TV Vlaanderen
- Company type: Subsidiary
- Industry: Pay TV
- Founded: 2006
- Headquarters: Zaventem, Belgium
- Key people: K. Pauwels, General Director
- Products: DVB-S2, DVB-T2
- Owner: M7 Group
- Parent: Canal+
- Website: tv-vlaanderen.be

= TV Vlaanderen =

Flanders television provider

TV Vlaanderen Digitaal previous and first logo from 2006 to 2017

TV Vlaanderen is a digital satellite television and terrestrial television service provider for the Flanders region and community in Belgium.

TV Vlaanderen's customers are mostly people living in Flanders. However, as TV Vlaanderen is officially available to the whole of Belgium, TV Vlaanderen also has many Flemish customers living in the French-speaking part of Belgium due to the unavailability of Dutch-language TV channels on cable television platforms in Wallonia.
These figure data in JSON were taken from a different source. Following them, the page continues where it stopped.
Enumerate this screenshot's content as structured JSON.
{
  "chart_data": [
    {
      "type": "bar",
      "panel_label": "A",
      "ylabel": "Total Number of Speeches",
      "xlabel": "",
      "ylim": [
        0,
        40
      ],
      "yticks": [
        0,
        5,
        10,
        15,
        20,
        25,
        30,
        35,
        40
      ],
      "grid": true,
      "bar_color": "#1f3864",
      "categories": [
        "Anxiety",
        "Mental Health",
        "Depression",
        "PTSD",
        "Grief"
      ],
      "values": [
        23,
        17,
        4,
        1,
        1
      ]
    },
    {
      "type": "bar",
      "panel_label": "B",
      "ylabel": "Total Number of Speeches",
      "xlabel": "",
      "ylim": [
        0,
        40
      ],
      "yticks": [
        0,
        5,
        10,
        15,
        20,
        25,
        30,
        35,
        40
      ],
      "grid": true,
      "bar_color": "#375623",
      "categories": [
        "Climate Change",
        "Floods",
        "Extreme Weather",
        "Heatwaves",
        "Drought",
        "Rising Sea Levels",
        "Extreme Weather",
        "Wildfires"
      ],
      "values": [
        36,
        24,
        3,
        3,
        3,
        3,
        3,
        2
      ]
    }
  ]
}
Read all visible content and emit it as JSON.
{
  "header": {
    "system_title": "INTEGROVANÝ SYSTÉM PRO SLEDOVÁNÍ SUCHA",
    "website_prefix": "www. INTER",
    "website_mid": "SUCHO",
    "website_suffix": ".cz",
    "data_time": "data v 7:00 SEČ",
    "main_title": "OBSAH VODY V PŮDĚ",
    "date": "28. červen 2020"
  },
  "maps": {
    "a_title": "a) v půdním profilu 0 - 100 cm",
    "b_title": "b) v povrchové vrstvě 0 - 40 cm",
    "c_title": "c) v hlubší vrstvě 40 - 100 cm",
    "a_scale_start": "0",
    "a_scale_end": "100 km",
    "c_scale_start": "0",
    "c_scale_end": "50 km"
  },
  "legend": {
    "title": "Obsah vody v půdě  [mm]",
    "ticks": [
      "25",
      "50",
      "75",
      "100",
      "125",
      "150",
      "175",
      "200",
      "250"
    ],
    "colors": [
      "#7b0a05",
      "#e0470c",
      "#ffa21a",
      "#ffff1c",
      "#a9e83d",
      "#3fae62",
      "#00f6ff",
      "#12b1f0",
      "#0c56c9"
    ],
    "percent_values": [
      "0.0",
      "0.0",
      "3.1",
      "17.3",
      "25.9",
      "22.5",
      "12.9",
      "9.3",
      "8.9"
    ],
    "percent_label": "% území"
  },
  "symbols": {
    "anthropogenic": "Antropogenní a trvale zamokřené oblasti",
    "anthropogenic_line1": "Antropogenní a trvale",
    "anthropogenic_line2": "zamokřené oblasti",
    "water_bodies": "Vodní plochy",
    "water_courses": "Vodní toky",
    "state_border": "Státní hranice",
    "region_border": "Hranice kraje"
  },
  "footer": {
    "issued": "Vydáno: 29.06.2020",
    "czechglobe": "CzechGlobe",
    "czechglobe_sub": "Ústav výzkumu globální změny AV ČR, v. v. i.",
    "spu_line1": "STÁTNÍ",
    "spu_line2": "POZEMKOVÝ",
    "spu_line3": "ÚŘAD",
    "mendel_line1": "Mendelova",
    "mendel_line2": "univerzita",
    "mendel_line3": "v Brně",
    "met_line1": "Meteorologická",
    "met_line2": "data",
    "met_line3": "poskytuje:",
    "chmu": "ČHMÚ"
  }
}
Like the Dutch satellite television provider CanalDigitaal, TV Vlaanderen is owned by M7 Group (Canal+ Luxembourg S.a.r.l). M7 Group since September 2019 is part of French-based Groupe Canal+, which was a subsidiary of Vivendi until its spin-off in December 2024.

== History ==
Originally, TV Vlaanderen only offered a DVB-S2 satellite television service, using the SES Astra satellites at Astra 19.2°E and at Astra 23.5°E.

In 2017, it started a DVB-T2 terrestrial service branded "Antenne TV", which uses the Norkring transmitter network. Antenne TV was shut down on 1 September 2024.

== Smart card ==
The Flemish public and commercial broadcasts are not freely available via satellite. To receive the Flemish broadcasts, a Smartcard is required to decipher the Mediaguard signal.

A standard DVB-S2 receiver is used, which can also receive free-to-air broadcasts.